Чтобы хоть как-то продолжать жить, я пытался создать иллюзию небесного путешествия. Думаю, у меня это получилось. Избегал всего, что могло заставить приземлиться или хотя бы задержаться на одном месте. Впереди еще ждали сотни и тысячи миль неизведанных земель, которые мне предстояло увидеть отсюда, сверху. Я не имею в виду путешествия. Из родного города я практически не выезжал. Речь скорее об отношении к миру, когда ничего не важно настолько, чтобы из-за этого расстраиваться или пытаться удержать. Работа, отношения, здоровье. Для облака важно лишь плыть вперед в неизвестность, отдаваясь воле переменчивого ветра. В обществе таких людей, как я, принято считать безответственными. Пожалуй, это правда.
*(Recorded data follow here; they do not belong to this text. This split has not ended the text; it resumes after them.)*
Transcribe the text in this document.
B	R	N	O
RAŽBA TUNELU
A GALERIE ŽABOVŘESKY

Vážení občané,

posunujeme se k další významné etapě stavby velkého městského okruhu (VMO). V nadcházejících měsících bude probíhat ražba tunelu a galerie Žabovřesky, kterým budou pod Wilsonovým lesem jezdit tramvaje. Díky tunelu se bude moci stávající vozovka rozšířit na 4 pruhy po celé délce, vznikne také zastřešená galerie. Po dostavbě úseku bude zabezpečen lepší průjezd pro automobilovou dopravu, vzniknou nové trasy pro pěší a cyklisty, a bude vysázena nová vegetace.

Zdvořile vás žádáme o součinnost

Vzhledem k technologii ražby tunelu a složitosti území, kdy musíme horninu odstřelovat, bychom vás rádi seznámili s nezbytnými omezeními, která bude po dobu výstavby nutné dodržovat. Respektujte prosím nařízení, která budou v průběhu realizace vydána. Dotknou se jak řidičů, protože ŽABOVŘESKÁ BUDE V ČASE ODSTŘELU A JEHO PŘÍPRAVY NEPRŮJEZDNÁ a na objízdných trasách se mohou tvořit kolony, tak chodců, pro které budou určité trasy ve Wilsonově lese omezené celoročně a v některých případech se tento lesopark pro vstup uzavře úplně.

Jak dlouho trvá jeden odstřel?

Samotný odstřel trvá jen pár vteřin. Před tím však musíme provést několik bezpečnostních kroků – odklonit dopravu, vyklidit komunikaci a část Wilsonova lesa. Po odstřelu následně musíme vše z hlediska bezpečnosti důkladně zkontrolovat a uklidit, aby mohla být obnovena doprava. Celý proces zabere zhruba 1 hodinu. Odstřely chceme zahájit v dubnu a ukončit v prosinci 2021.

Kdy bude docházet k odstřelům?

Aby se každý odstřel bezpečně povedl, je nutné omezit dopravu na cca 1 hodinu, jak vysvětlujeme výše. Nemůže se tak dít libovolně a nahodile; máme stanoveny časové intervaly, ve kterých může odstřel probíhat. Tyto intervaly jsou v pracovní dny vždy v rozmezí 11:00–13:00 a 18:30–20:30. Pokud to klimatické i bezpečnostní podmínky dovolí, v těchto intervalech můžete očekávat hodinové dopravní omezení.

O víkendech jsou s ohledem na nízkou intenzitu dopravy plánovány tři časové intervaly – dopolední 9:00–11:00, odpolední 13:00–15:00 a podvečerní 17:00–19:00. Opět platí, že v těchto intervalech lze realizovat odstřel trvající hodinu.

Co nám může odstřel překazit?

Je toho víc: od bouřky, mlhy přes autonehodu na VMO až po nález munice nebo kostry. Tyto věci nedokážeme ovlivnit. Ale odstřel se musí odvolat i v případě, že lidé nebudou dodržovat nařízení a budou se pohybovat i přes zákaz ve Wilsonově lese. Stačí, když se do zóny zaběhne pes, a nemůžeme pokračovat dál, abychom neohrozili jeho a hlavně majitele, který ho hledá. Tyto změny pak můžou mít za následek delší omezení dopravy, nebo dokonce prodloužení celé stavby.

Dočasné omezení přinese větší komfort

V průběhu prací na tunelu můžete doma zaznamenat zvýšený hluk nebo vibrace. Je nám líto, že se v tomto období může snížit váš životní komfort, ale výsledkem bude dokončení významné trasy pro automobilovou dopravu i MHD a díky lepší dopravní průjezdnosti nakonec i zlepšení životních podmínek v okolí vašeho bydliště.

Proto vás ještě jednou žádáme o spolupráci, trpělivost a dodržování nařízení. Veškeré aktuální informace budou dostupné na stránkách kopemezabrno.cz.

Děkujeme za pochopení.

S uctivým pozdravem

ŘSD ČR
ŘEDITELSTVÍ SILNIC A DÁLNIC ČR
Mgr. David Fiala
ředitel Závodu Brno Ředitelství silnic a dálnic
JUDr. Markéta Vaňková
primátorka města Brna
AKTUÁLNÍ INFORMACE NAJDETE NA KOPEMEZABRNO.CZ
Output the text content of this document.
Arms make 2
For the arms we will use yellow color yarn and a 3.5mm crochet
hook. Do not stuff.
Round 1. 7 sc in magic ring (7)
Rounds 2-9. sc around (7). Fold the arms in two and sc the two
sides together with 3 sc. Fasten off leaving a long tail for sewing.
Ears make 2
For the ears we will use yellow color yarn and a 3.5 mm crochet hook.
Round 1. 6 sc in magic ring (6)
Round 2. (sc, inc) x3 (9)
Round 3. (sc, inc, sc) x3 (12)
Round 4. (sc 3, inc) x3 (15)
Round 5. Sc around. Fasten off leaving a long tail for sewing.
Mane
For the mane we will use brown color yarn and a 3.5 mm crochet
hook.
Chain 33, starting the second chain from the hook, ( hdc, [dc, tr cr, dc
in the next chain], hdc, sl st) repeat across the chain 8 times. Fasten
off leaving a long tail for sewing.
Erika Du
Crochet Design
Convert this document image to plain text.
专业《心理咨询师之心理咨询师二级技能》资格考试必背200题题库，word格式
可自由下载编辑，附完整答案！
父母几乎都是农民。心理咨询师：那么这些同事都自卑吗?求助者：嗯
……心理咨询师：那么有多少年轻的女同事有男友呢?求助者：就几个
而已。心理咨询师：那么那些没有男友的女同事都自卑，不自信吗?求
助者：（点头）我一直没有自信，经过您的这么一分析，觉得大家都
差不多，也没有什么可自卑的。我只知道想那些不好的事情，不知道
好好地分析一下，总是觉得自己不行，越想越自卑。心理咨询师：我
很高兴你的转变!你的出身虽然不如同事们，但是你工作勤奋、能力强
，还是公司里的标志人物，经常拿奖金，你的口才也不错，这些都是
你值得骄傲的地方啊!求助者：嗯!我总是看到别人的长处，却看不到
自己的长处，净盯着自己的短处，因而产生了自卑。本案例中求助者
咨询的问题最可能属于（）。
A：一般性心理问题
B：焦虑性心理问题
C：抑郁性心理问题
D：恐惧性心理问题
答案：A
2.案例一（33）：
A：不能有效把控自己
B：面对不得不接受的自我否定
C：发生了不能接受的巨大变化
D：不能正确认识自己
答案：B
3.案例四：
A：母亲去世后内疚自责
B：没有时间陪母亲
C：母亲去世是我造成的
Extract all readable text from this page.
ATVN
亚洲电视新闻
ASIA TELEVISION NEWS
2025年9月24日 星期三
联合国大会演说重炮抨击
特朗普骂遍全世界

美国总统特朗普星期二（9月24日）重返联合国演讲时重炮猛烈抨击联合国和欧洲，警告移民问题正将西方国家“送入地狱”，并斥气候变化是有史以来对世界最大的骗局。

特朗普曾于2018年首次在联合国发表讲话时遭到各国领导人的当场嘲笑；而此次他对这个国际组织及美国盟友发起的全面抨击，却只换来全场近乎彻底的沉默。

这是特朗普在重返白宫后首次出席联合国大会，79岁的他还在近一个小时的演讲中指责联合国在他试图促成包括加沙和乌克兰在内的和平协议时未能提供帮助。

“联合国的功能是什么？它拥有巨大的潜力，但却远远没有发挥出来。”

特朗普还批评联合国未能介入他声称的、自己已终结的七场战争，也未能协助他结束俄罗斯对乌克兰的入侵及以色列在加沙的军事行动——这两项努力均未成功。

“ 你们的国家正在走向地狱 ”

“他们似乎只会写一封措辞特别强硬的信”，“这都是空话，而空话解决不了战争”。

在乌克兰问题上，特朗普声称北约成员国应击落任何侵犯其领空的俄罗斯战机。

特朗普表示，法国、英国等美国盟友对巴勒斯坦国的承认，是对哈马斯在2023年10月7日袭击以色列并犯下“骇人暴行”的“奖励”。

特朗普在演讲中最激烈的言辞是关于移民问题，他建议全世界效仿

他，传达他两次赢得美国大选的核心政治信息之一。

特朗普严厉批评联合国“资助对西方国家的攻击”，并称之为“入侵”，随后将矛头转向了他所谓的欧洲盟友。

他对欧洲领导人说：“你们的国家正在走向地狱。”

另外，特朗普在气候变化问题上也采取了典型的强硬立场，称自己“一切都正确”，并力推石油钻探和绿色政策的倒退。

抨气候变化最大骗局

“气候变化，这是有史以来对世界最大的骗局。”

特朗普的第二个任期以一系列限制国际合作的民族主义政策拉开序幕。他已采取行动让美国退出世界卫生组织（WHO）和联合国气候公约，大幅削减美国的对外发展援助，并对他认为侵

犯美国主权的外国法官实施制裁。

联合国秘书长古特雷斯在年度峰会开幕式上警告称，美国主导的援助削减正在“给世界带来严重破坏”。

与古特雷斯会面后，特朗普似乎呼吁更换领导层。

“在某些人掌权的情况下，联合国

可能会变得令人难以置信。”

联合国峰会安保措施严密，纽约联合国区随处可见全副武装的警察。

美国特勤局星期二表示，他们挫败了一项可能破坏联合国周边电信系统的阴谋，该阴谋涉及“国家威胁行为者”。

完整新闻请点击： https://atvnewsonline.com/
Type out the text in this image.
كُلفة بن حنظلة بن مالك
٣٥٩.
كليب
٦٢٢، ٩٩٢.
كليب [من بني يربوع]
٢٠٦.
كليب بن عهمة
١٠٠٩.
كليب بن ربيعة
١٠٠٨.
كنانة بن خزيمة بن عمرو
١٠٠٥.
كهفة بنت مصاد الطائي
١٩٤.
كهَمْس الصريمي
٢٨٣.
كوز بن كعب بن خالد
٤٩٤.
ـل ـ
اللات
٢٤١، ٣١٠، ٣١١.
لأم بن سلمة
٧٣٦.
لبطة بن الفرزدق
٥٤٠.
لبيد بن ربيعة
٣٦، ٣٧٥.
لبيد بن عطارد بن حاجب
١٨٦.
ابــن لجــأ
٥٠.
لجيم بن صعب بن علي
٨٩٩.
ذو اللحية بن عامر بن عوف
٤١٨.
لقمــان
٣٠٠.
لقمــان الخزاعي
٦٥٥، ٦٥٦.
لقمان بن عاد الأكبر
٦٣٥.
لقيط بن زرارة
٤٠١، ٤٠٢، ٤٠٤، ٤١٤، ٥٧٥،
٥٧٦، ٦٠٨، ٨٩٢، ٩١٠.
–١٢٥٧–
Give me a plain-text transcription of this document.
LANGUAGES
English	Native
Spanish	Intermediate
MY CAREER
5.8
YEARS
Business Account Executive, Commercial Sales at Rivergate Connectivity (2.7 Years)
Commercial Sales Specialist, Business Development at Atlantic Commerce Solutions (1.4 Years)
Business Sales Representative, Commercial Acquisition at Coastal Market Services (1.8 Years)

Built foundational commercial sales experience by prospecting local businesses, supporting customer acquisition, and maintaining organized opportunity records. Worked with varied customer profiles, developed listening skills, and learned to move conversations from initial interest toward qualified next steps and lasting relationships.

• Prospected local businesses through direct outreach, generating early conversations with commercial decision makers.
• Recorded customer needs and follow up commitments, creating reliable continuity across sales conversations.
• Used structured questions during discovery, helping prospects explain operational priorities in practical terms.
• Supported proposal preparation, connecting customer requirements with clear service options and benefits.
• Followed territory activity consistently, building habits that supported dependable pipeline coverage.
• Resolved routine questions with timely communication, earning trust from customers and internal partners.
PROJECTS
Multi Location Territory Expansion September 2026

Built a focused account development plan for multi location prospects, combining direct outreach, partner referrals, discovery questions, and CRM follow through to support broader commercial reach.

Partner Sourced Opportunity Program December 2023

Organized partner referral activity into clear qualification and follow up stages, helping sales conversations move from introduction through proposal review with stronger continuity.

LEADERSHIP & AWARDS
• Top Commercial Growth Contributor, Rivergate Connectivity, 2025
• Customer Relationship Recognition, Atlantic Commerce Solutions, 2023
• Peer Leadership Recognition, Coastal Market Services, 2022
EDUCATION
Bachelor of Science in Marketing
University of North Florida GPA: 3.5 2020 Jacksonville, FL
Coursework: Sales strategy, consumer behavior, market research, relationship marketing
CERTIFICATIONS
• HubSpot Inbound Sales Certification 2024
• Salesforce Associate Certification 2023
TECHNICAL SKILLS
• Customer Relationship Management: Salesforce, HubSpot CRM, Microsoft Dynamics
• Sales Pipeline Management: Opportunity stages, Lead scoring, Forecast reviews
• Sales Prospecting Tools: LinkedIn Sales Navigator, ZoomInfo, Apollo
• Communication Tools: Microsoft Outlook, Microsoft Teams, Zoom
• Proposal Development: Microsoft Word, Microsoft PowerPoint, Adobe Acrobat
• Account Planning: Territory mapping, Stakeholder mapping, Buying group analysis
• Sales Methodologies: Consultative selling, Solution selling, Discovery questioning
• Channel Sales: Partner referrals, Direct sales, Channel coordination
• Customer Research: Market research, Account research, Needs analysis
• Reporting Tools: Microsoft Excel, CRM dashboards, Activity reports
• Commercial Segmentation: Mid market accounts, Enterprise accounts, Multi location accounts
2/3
Мать с отцом мной никогда не гордились. Мы, конечно, это не обсуждали, но все и так было ясно. Меня это даже не задевало. Главное, что родители не пытались меня поучать. Спасибо и на том.
Когда я встретил Таню и наши отношения переросли во что-то большее, чем эпизодические ночевки друг у друга, мне на мгновение… лишь на мгновение показалось, что я вдруг стою на земле. Облако стало приобретать конкретные очертания. О, Боже, как же я тогда испугался! Таня почувствовала мое состояние. Помню, она сказала, что мы вместе лишь по одной причине – ей нравится, когда за ней наблюдают чужаки.
– Это что-то сродни фетишизму? – спросил я тогда.
– Не знаю. Возможно. Есть же те, кого заводит подглядывание. А мне, наоборот, становится спокойно, когда кто-то чужой, кого я не знаю, смотрит на меня со стороны.
Я удивился:
– Но ты же меня знаешь.
– Разве? – лишь ухмыльнулась она, а затем добавила, что я никогда не стану близким ей человеком. Так и буду вечно слоняться неприкаянный, пристальным взглядом наблюдая за тем, что происходит в ее очень понятной и размеренной жизни. И Таню это вполне устраивало.
Земля ушла из-под ног так же быстро, как и появилась. Я смог вздохнуть с облегчением.
Единственное, чего я хотел от жизни, чтобы вот так было всегда. Чтобы ничего не менялось и все события в мире происходили не со мной. Никогда не быть главным или даже второстепенным героем. А просто смотреть, как течет река машин.
Нет, конечно, я догадывался, что рано или поздно каждое облако встречает на своем пути порывистые ветра и тогда, хочет оно того или нет, попадет в самую гущу событий. Просто я надеялся: повезет и спектакль пройдет без моего участия. Что жизнь забудет о моем существовании.
Но мне не повезло. Я стал даже не главным героем, а, скорее, самим спектаклем. Время безмятежности закончилось.
С того момента, как диктор объявил о существовании Бога, прошло совсем немного времени. Но уже с уверенностью можно было сказать, что для человечества в целом кардинально ничего не изменилось. Разве что больше людей стало молиться и ходить в храмы. И если раньше верить было то модно, то наоборот, теперь религия окончательно стала мейнстримом. Священнослужители, как и в лихом XV-ом, «ринулись» в политику, провозглашая, что «на все воля Божья». И без одобрения духовенства ни о каких экономических, общественных и военных реформах речи быть не может. Но это все так, мелочи. Признаться, я ждал чего-то большего – по-настоящему глобального. Не знаю. Допустим, создания единой конфедерации планеты Земля с образом всевидящего ока на флаге. Или исчезновения пьянства и блядства как феноменов. Но ничего такого не произошло.